Ça sonnait comme une évidence pour Yuki et pourtant, l'homme savait que cette évidence-là n'était qu'une obscure abstraction aux yeux de Teru.
-Tu es énervant, Teru. Tu sembles le faire vraiment exprès.
-Mais Yuki, ce que je veux dire...
-Tu crois que si tu avais été le néant, tu aurais pu à ce point attirer mon attention ?

Teru sourit, gêné. Il voudrait lui dire « merci » mais il ne sait pas pourquoi, il a l'impression que « merci » serait un mot inapproprié pour Yuki.
-Le seul néant qui existe chez toi, idiot, c'est toutes ces bêtises que tu peux dire.
-Même quand tu fais semblant d'être en colère, tu restes si gentil, Yuki.
-Mais ce n'est pas de la gentillesse. Sale gosse.

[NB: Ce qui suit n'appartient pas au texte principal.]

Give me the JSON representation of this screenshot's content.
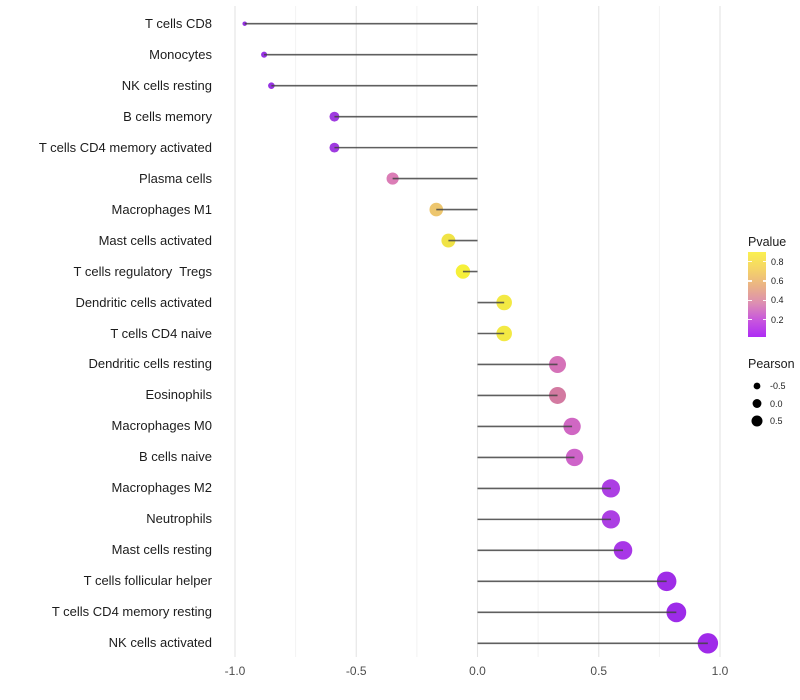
{
  "chart_data": {
    "type": "scatter",
    "variant": "lollipop",
    "orientation": "horizontal",
    "title": "",
    "xlabel": "",
    "ylabel": "",
    "xlim": [
      -1.1,
      1.1
    ],
    "x_tick_labels": [
      "-1.0",
      "-0.5",
      "0.0",
      "0.5",
      "1.0"
    ],
    "x_tick_values": [
      -1.0,
      -0.5,
      0.0,
      0.5,
      1.0
    ],
    "grid": "vertical-only",
    "categories": [
      "T cells CD8",
      "Monocytes",
      "NK cells resting",
      "B cells memory",
      "T cells CD4 memory activated",
      "Plasma cells",
      "Macrophages M1",
      "Mast cells activated",
      "T cells regulatory  Tregs",
      "Dendritic cells activated",
      "T cells CD4 naive",
      "Dendritic cells resting",
      "Eosinophils",
      "Macrophages M0",
      "B cells naive",
      "Macrophages M2",
      "Neutrophils",
      "Mast cells resting",
      "T cells follicular helper",
      "T cells CD4 memory resting",
      "NK cells activated"
    ],
    "series": [
      {
        "name": "Pearson",
        "values": [
          -0.96,
          -0.88,
          -0.85,
          -0.59,
          -0.59,
          -0.35,
          -0.17,
          -0.12,
          -0.06,
          0.11,
          0.11,
          0.33,
          0.33,
          0.39,
          0.4,
          0.55,
          0.55,
          0.6,
          0.78,
          0.82,
          0.95
        ]
      }
    ],
    "point_colors": [
      "#8f26e0",
      "#9128e2",
      "#9128e2",
      "#9a30de",
      "#9a30de",
      "#d976b2",
      "#ecc366",
      "#efe13c",
      "#f6ef2e",
      "#f2e83a",
      "#f2e83a",
      "#d36ab4",
      "#d1739c",
      "#cd5fc0",
      "#cb5cc6",
      "#a835e2",
      "#a835e2",
      "#a32ce6",
      "#9a22e6",
      "#9820e8",
      "#9a1fe8"
    ],
    "size_encoding": "Pearson",
    "color_encoding": "Pvalue",
    "legend_position": "right"
  },
  "legends": {
    "pvalue": {
      "title": "Pvalue",
      "tick_labels": [
        "0.8",
        "0.6",
        "0.4",
        "0.2"
      ],
      "tick_values": [
        0.8,
        0.6,
        0.4,
        0.2
      ],
      "gradient_top_to_bottom": [
        "#faf04f",
        "#f5d467",
        "#eab286",
        "#dd8fb2",
        "#c857dd",
        "#ae2cf4"
      ]
    },
    "pearson": {
      "title": "Pearson",
      "entries": [
        {
          "label": "-0.5",
          "value": -0.5
        },
        {
          "label": "0.0",
          "value": 0.0
        },
        {
          "label": "0.5",
          "value": 0.5
        }
      ],
      "dot_color": "#000000"
    }
  },
  "colors": {
    "background": "#ffffff",
    "stem": "#434343",
    "grid_major": "#e4e4e4",
    "grid_minor": "#f2f2f2",
    "axis_text": "#4d4d4d",
    "category_text": "#1c1c1c"
  }
}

Teru a froncé son nez comme la poupée était brandie sous ses yeux. Yuki l'agitait devant lui si bien que le garçon a fini par se détourner dans un râle d'agacement.
-Dans ce cas, si tu ne veux pas porter ton passé, je le ferai pour toi.
Teru s'est retourné, Yuki s'est redressé. À quelques mètres l'un de l'autre ils se sont considérés comme s'ils se rencontraient pour la première fois.
-Je ne veux pas que tu fasses ça, Yuki.
-Pourquoi ne le pourrais-je pas ?
-Parce que ce serait trop lourd pour toi.
-Je peux bien supporter de soutenir ton passé si tu ne veux pas de lui. Parce que moi, j'en veux comme il fait partie de toi.
-Mais justement, Yuki, il y a autre chose que j'aurais voulu te demander de soutenir, et tu ne pourras pas le faire si tu dois porter mon passé avec ça.
-Et quelle est cette autre chose que je dois soutenir, Teru ?
-Mais, mon futur.
 

Teru lui sourit. Il se sent ridicule mais il n'arrive pas à regretter ce qu'il dit. Il le pensait, de toute façon. Alors le dire ne changeait rien à la réalité, si ce n'était que Yuki à présent était au courant. Le garçon est venu s'asseoir sur le bord du lit, rivant des yeux inquisiteurs sur l'homme qui n'était pas très sûr d'avoir compris le sens de ses paroles.
-À moins que ce ne soit moi qui vienne t'aider à soutenir ton futur, Yuki.
 

Est-ce que c'était une illusion ? Yuki donnait l'impression qu'il essayait de se faire force pour détacher son regard de celui de Teru et pourtant, il ne pouvait plus lâcher ses yeux des siens. La mine du garçon s'est décomposée comme dans son esprit surgit l'idée qu'il était allé beaucoup trop loin, si loin qu'en réalité, il s'était totalement égaré. Et Teru allait se lever, il allait venir vers lui pour le prier solennellement de ne plus faire attention à ce qu'il avait déclaré, mais c'est à ce moment-là que la voix de Yuki l'a brisé dans son élan :
-C'est fou ce que tu peux m'énerver !
 

Un éclair a surgi devant ses yeux et Teru s'est retrouvé plaqué contre le lit, prisonnier, et c'est lorsqu'il a essayé encore et encore de s'exprimer, en vain, qu'il a réalisé que les lèvres de Yuki avaient pris les siennes.